Autologous Chondrocyte Implantation (ACI) Explained
Autologous chondrocyte implantation (ACI) is a surgical procedure used to repair cartilage defects by transplanting a patient's own cartilage cells back into the damaged joint area.
Things worth knowing about "Autologous Chondrocyte Implantation"
Autologous chondrocyte implantation (ACI) is a surgical procedure used to repair cartilage defects by transplanting a patient's own cartilage cells back into the damaged joint area.
What is Autologous Chondrocyte Implantation?
Autologous chondrocyte implantation (ACI) is a biological, cell-based surgical technique used in reconstructive orthopaedics to treat localised cartilage defects. The procedure involves harvesting healthy cartilage cells (chondrocytes) from the patient, expanding them in a laboratory, and reimplanting them into the damaged area of the joint. The goal is to regenerate hyaline-like cartilage and preserve long-term joint function.
Indications
ACI is primarily indicated for patients with localised, full-thickness cartilage defects (ICRS Grade III–IV) in large joints, most commonly the knee. Typical indications include:
- Traumatic cartilage damage from sports injuries or accidents
- Osteochondritis dissecans (bone-cartilage defects)
- Focal cartilage defects in young, physically active patients
ACI is generally not suitable for patients with widespread osteoarthritis, as the procedure is designed for defined defect sizes (approximately 2–10 cm²).
Procedure Overview
Step 1: Cartilage Biopsy
In the first minimally invasive procedure (arthroscopy), a small sample of healthy cartilage tissue is harvested from a low-load-bearing area of the joint. The sample contains viable chondrocytes that are then sent to a specialised laboratory.
Step 2: Cell Culture and Expansion
In the laboratory, the harvested chondrocytes are cultured under sterile conditions and expanded over approximately 4–6 weeks. Depending on the generation of the technique, cells may be prepared as a cell suspension, seeded onto carrier matrices (matrix-associated ACI, MACI), or incorporated into biocompatible gels.
Step 3: Implantation
In a second surgical procedure, the expanded cells are placed into the prepared cartilage defect. In classical ACI, the cells are secured beneath a periosteal flap or collagen membrane. In matrix-associated ACI (MACI), the cells are seeded onto a three-dimensional scaffold that is glued or sutured directly into the defect.
Generations of ACI
- 1st Generation: Cell suspension beneath an autologous periosteal flap
- 2nd Generation: Cell suspension beneath a collagen membrane
- 3rd Generation (MACI): Chondrocytes on a bioresorbable carrier matrix
Rehabilitation and Recovery
Recovery after ACI is a gradual process that requires patience and commitment to physiotherapy. Protecting the joint in the early post-operative period is essential to allow the implanted cells to integrate. A stepwise rehabilitation programme typically includes:
- Weeks 1–6: Non-weight-bearing or partial weight-bearing with crutches, passive range-of-motion exercises (CPM device)

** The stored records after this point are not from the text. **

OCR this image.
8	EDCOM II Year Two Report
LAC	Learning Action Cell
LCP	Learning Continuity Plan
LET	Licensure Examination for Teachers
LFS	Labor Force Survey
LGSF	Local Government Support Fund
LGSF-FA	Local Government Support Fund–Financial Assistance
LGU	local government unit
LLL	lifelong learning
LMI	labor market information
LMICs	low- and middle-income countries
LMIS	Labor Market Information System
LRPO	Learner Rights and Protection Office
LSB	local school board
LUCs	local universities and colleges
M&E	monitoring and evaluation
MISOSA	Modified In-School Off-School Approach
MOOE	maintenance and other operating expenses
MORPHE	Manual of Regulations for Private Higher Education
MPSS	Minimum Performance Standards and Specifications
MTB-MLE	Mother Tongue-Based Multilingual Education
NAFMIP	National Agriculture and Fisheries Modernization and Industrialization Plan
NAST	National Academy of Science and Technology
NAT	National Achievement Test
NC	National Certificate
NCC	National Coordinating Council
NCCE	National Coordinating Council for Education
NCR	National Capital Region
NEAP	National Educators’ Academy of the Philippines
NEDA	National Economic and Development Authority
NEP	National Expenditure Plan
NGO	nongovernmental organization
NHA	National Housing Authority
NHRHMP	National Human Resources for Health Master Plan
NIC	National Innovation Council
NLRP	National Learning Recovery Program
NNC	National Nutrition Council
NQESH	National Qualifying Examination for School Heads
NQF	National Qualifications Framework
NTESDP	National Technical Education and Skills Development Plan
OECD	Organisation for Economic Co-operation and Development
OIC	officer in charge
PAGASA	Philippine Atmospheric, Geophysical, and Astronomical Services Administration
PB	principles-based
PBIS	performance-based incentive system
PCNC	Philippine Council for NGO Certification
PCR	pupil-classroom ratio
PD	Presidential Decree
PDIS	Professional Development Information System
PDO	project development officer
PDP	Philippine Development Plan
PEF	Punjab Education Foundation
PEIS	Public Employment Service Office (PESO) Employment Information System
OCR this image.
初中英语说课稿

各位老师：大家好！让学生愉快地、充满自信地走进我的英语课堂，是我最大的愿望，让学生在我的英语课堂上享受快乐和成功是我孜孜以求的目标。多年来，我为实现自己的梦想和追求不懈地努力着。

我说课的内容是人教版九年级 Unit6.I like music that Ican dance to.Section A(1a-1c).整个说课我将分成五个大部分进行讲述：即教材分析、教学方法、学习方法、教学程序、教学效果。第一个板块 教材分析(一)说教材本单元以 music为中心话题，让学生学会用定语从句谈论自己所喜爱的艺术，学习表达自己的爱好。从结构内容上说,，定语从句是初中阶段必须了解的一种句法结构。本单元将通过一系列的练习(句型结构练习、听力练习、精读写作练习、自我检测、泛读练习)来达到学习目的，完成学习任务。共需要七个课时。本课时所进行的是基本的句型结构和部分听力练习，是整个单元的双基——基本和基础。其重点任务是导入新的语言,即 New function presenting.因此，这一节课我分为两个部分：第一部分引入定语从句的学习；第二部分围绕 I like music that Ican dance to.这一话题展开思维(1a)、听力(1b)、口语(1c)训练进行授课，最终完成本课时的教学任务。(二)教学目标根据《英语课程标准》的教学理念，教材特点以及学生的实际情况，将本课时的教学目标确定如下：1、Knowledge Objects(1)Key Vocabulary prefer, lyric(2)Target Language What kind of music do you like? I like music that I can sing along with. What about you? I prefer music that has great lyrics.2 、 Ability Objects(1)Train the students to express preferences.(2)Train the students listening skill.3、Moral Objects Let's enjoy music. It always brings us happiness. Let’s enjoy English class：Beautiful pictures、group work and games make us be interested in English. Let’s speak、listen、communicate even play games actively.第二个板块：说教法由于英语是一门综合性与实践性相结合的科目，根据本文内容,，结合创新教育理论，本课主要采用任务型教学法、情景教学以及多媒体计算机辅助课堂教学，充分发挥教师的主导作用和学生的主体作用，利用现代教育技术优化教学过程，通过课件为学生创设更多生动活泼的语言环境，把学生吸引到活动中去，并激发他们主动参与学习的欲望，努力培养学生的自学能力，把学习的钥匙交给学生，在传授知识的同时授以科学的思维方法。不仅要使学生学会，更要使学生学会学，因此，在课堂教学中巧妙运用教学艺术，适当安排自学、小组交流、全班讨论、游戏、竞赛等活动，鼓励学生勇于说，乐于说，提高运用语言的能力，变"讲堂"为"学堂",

- Weeks 6–12: Progressive full weight-bearing, targeted muscle strengthening
- Months 3–6: Functional training and return to daily activities
- From Month 12–18: Gradual return to sport
Benefits and Risks
Clinical studies show that ACI produces good to excellent long-term outcomes in terms of pain reduction and joint function, particularly in younger patients with isolated defects. Potential risks and complications include:
- Tissue hypertrophy or delamination of the implant
- Incomplete cell integration
- Joint stiffness (arthrofibrosis)
- Infection (rare)
- Requirement for a second surgical intervention
References
- Brittberg M. et al. - Treatment of deep cartilage defects in the knee with autologous chondrocyte transplantation. New England Journal of Medicine, 1994; 331(14): 889–895.
- Kon E. et al. - ACI and MACI - Current status and perspectives. Injury, 2013; 44 Suppl 1: S11–15.
- Mithoefer K. et al. - The microfracture technique for the treatment of articular cartilage lesions in the knee. Journal of Bone and Joint Surgery, 2009; 91(2): 287–296.